Important Things

1. DSPy

From the authors of ColBERT, DSPy is a framework for improving a language model (LM) pipeline. It can be thought of as an improvement on LangChain, where instead of just allowing application developers to compose different parts of a LM pipeline together, it is also capable of optimizing the prompts within each component.

DSPy stands for “Demonstrate–Search–Predict”.

2. Components

There are 3 main components in DSPy.

  1. Signature: the signature defines the input/outputs of a module, which represents one or many LLM calls. An example would be like question -> answer:

  2. Modules: modules are the main building blocks that have a signature defined on them. Examples of modules are Predict (as given above), ChainOfThought, MultiChainComparison, ReAct.

  3. Teleprompters: these are what they call the optimizers that will optimize the prompts for a given module. In order to use a teleprompter, there must be an evaluation dataset and a metric to measure model performance (i.e exact match or F1).

    In the example above, the teleprompter is used to generate few-shot examples that will help the model answer the question more effectively.

With this design, modules can be composed together and optimized by teleprompters.

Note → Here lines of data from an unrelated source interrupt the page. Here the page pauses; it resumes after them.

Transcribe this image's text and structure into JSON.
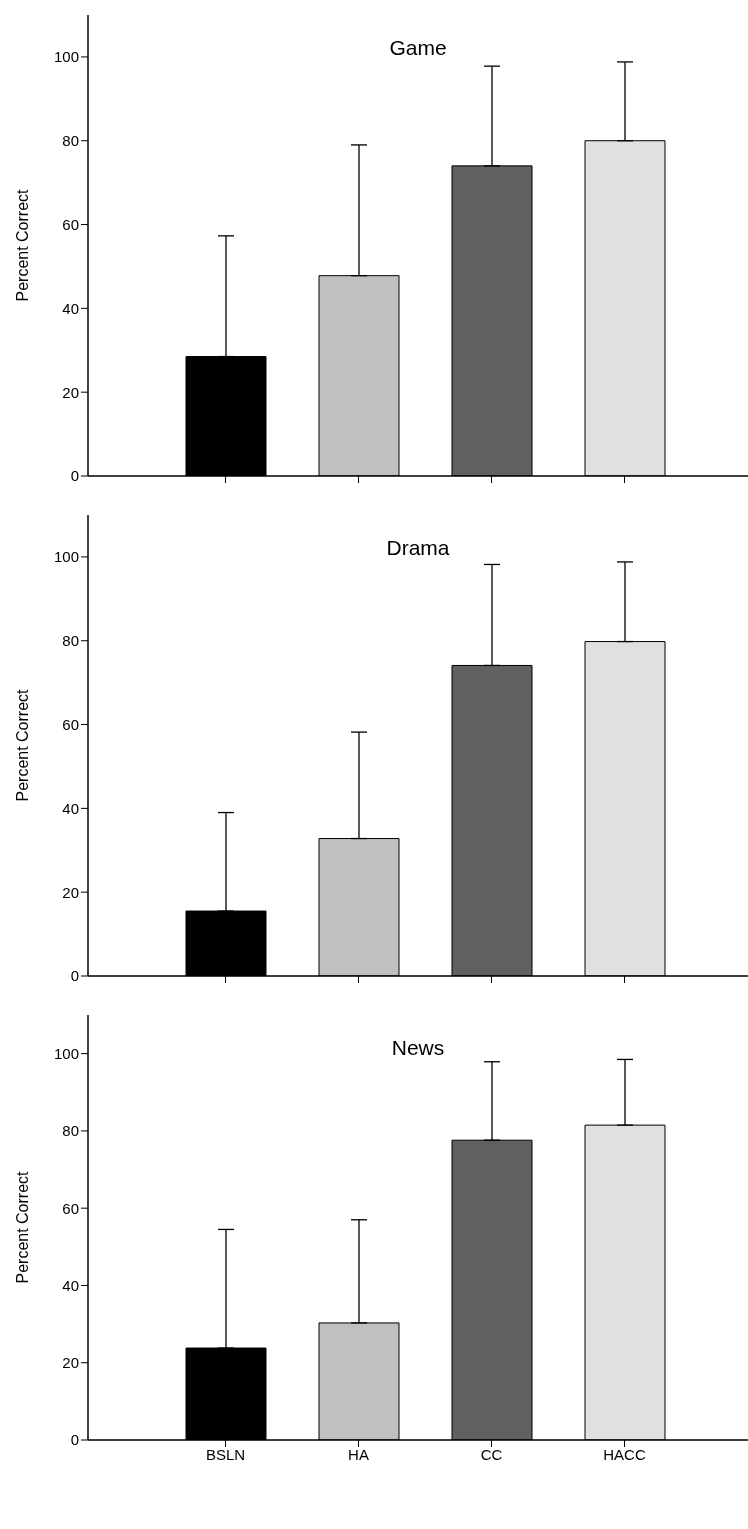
{
  "chart_data": [
    {
      "type": "bar",
      "title": "Game",
      "ylabel": "Percent Correct",
      "categories": [
        null,
        null,
        null,
        null
      ],
      "values": [
        28.5,
        47.8,
        74,
        80
      ],
      "errors": [
        [
          28.5,
          57.3
        ],
        [
          47.8,
          79
        ],
        [
          74,
          97.8
        ],
        [
          80,
          98.8
        ]
      ],
      "colors": [
        "#000000",
        "#c0c0c0",
        "#606060",
        "#e0e0e0"
      ],
      "ylim": [
        0,
        110
      ],
      "yticks": [
        0,
        20,
        40,
        60,
        80,
        100
      ],
      "grid": false,
      "legend": false
    },
    {
      "type": "bar",
      "title": "Drama",
      "ylabel": "Percent Correct",
      "categories": [
        null,
        null,
        null,
        null
      ],
      "values": [
        15.5,
        32.8,
        74.1,
        79.8
      ],
      "errors": [
        [
          15.5,
          39
        ],
        [
          32.8,
          58.2
        ],
        [
          74.1,
          98.2
        ],
        [
          79.8,
          98.8
        ]
      ],
      "colors": [
        "#000000",
        "#c0c0c0",
        "#606060",
        "#e0e0e0"
      ],
      "ylim": [
        0,
        110
      ],
      "yticks": [
        0,
        20,
        40,
        60,
        80,
        100
      ],
      "grid": false,
      "legend": false
    },
    {
      "type": "bar",
      "title": "News",
      "ylabel": "Percent Correct",
      "categories": [
        "BSLN",
        "HA",
        "CC",
        "HACC"
      ],
      "values": [
        23.8,
        30.3,
        77.6,
        81.5
      ],
      "errors": [
        [
          23.8,
          54.5
        ],
        [
          30.3,
          57
        ],
        [
          77.6,
          97.9
        ],
        [
          81.5,
          98.5
        ]
      ],
      "colors": [
        "#000000",
        "#c0c0c0",
        "#606060",
        "#e0e0e0"
      ],
      "ylim": [
        0,
        110
      ],
      "yticks": [
        0,
        20,
        40,
        60,
        80,
        100
      ],
      "grid": false,
      "legend": false
    }
  ]
}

3. Example of a Teleprompter

They included a few examples of pseudocode of teleprompters in the appendix. Let’s look at the one for BootstrapFewShot:

The goal of this teleprompter is to come up with some few-shot examples. This is done as follows:

  1. Take examples from the train set, and have a teacher (supposedly a DSPy program that doesn’t perform too poorly on the task) generate answers for the problems. If a teacher doesn’t exist, use the student program.
  2. If the teacher gets the answer right based on some metrics, this is accepted as a new few-shot example.

Most Glaring Deficiency

I expected the paper to go into the details of the algorithms used for optimizing the prompts used in the pipeline, but none were provided other than the very simple few-shot example generation ones. That would have been the most interesting part of the DSPy pipeline as a reader, which made the paper a somewhat disappointing read.

Conclusions for Future Work

Abstract the “how” away from the “what” to build composable programs. In this case, the functionality of how the LLM modules work based on their prompts was abstracted away from the goals of what each module is supposed to achieve.